The individual with obsessions usually attempts to ignore or suppress such thoughts or impulses or to neutralize them with some other thought or action (i.e., a compulsion). For example, an individual plagued by doubts about having turned off the stove attempts to neutralize them by repeatedly checking to make sure that it is off.
Compulsions are repetitive behaviors (e.g., hand washing, ordering, checking) or mental acts (e.g., praying, counting, repeating words silently) the goal of which is to reduce anxiety or distress, not to provide pleasure or gratification. In most cases, the person feels driven to perform the compulsion to reduce the distress that accompanies an obsession or to prevent some dreaded event or situation.
For example, individuals with obsessions about being contaminated may reduce their mental distress by washing their hands until their skin is raw; individuals distressed by obsessions about having left a door unlocked may be driven to check the lock every few minutes; individuals distressed by unwanted blasphemous thoughts may find relief in counting to 10 backward and forward 100 times for each thought. In some cases, individuals perform rigid or stereotyped acts according to idiosyncratically elaborated rules without being able to indicate why they are doing them. By definition, compulsions are either clearly excessive or are not connected in a realistic way with what they are designed to neutralize or prevent. The most common compulsions involve washing and cleaning, counting, checking, requesting or demanding assurances, repeating actions, and ordering.
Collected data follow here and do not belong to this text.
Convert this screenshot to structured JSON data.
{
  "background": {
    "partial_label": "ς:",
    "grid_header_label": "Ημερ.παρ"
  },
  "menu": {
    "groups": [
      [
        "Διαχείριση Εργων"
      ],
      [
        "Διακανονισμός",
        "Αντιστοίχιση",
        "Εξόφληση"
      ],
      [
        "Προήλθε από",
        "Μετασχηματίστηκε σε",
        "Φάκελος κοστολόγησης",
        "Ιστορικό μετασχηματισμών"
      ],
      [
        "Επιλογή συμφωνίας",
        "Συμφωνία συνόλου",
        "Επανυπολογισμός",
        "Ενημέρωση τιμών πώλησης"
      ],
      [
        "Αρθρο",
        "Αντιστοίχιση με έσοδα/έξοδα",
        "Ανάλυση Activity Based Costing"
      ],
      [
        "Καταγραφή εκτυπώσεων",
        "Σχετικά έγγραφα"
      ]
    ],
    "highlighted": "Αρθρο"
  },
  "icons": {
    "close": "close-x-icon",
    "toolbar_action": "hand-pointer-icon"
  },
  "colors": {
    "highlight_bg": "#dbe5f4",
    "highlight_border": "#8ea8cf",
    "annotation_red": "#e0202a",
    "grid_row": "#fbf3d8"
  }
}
By definition, adults with Obsessive-Compulsive Disorder have at some point recognized that the obsessions or compulsions are excessive or unreasonable. This requirement does not apply to children because they may lack sufficient cognitive awareness to make this judgment. However, even in adults there is a broad range of insight into the reasonableness of their obsessions or compulsions.
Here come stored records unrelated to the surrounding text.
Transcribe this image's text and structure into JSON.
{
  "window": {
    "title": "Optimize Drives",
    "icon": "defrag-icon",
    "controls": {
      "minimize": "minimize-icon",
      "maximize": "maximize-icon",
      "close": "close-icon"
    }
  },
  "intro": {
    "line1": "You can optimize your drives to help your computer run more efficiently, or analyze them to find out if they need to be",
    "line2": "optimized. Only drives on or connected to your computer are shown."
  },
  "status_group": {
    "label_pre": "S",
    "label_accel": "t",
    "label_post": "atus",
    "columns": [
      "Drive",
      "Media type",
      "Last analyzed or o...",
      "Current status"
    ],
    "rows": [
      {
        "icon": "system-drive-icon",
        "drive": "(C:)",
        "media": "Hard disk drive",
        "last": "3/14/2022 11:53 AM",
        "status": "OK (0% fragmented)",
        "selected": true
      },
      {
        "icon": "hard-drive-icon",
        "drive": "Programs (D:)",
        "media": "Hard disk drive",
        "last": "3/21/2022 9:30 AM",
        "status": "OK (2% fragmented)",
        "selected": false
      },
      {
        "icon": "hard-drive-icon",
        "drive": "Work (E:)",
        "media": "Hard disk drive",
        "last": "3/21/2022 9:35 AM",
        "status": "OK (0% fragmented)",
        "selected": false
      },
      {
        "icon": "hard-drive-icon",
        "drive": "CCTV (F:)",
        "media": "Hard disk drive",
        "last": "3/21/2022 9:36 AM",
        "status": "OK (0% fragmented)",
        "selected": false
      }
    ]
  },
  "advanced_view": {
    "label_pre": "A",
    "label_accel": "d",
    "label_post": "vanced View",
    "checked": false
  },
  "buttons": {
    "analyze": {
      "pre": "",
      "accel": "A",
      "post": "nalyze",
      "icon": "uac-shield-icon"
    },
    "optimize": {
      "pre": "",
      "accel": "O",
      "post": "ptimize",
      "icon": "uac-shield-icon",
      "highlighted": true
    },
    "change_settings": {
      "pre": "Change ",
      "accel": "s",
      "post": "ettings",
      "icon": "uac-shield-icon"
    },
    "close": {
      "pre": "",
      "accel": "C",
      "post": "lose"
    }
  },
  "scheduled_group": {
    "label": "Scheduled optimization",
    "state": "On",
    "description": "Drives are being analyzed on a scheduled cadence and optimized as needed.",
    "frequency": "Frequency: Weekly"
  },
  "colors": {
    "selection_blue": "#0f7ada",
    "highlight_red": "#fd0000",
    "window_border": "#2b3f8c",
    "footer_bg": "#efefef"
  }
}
Some individuals are uncertain about the reasonableness of their obsessions or compulsions, and any given individual’s insight may vary across time and situations. For example, the person may recognize a contamination compulsion as unreasonable when discussing it in a “safe situation” (e.g., in the therapist’s office), but not when forced to handle money. At those times when the individual recognizes that the obsessions and compulsions are unreasonable, he or she may desire or attempt to resist them.
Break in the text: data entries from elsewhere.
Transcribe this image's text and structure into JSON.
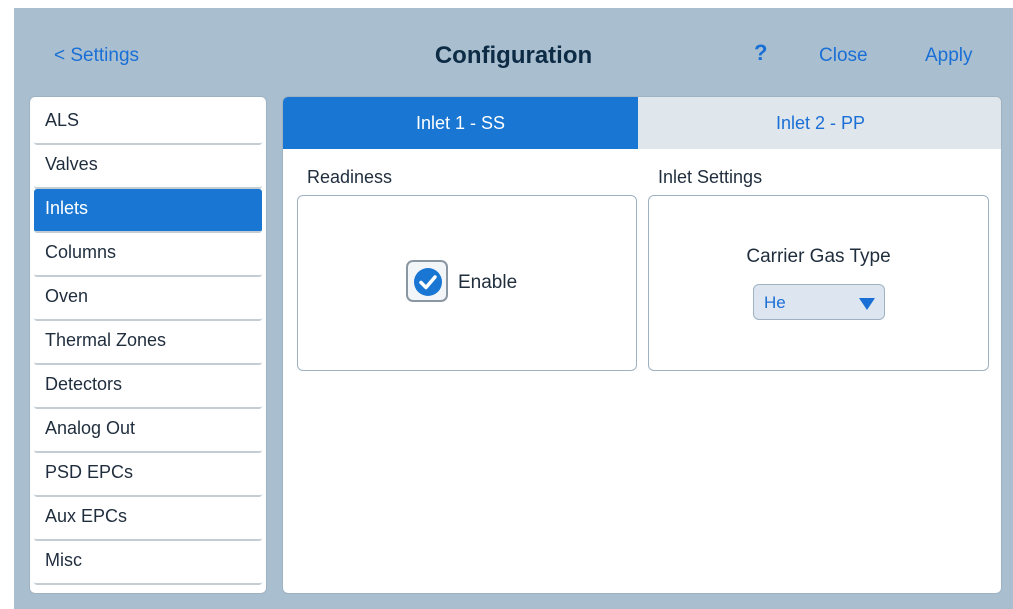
{
  "header": {
    "back_label": "< Settings",
    "title": "Configuration",
    "help_label": "?",
    "close_label": "Close",
    "apply_label": "Apply"
  },
  "sidebar": {
    "items": [
      {
        "label": "ALS"
      },
      {
        "label": "Valves"
      },
      {
        "label": "Inlets",
        "active": true
      },
      {
        "label": "Columns"
      },
      {
        "label": "Oven"
      },
      {
        "label": "Thermal Zones"
      },
      {
        "label": "Detectors"
      },
      {
        "label": "Analog Out"
      },
      {
        "label": "PSD EPCs"
      },
      {
        "label": "Aux EPCs"
      },
      {
        "label": "Misc"
      }
    ]
  },
  "tabs": [
    {
      "label": "Inlet 1 - SS",
      "active": true
    },
    {
      "label": "Inlet 2 - PP",
      "active": false
    }
  ],
  "readiness": {
    "section_label": "Readiness",
    "checkbox_label": "Enable",
    "checked": true
  },
  "inlet_settings": {
    "section_label": "Inlet Settings",
    "carrier_gas_label": "Carrier Gas Type",
    "carrier_gas_value": "He"
  },
  "colors": {
    "accent": "#1976d2",
    "link": "#1a6fd6",
    "background": "#a9bfcf"
  },
  "icons": {
    "checkbox": "checkmark-icon",
    "dropdown": "caret-down-icon"
  }
}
When attempting to resist a compulsion, the individual may have a sense of mounting anxiety or tension that is often relieved by yielding to the compulsion. In the course of the disorder, after repeated failure to resist the obsessions and compulsions, the individual may give into them, no longer experience a desire to resist them, and may incorporate the compulsions into his or her daily routines.
The obsessions or compulsions must cause marked distress, be time consuming (take more than 1 hour per day), or significantly interfere with the individuals normal routine, occupational functioning, or usual social activities or relationships with others. Obsessions or compulsions can displace useful and satisfying behavior and can be highly disruptive to overall functioning.
Because obsessive intrusions can be distracting, they frequently result in inefficient performance of cognitive tasks that require concentration, such as reading or computation. In addition, many individuals avoid objects or situations that provoke obsessions or compulsions. Such avoidance can become extensive and can severely restrict general functioning.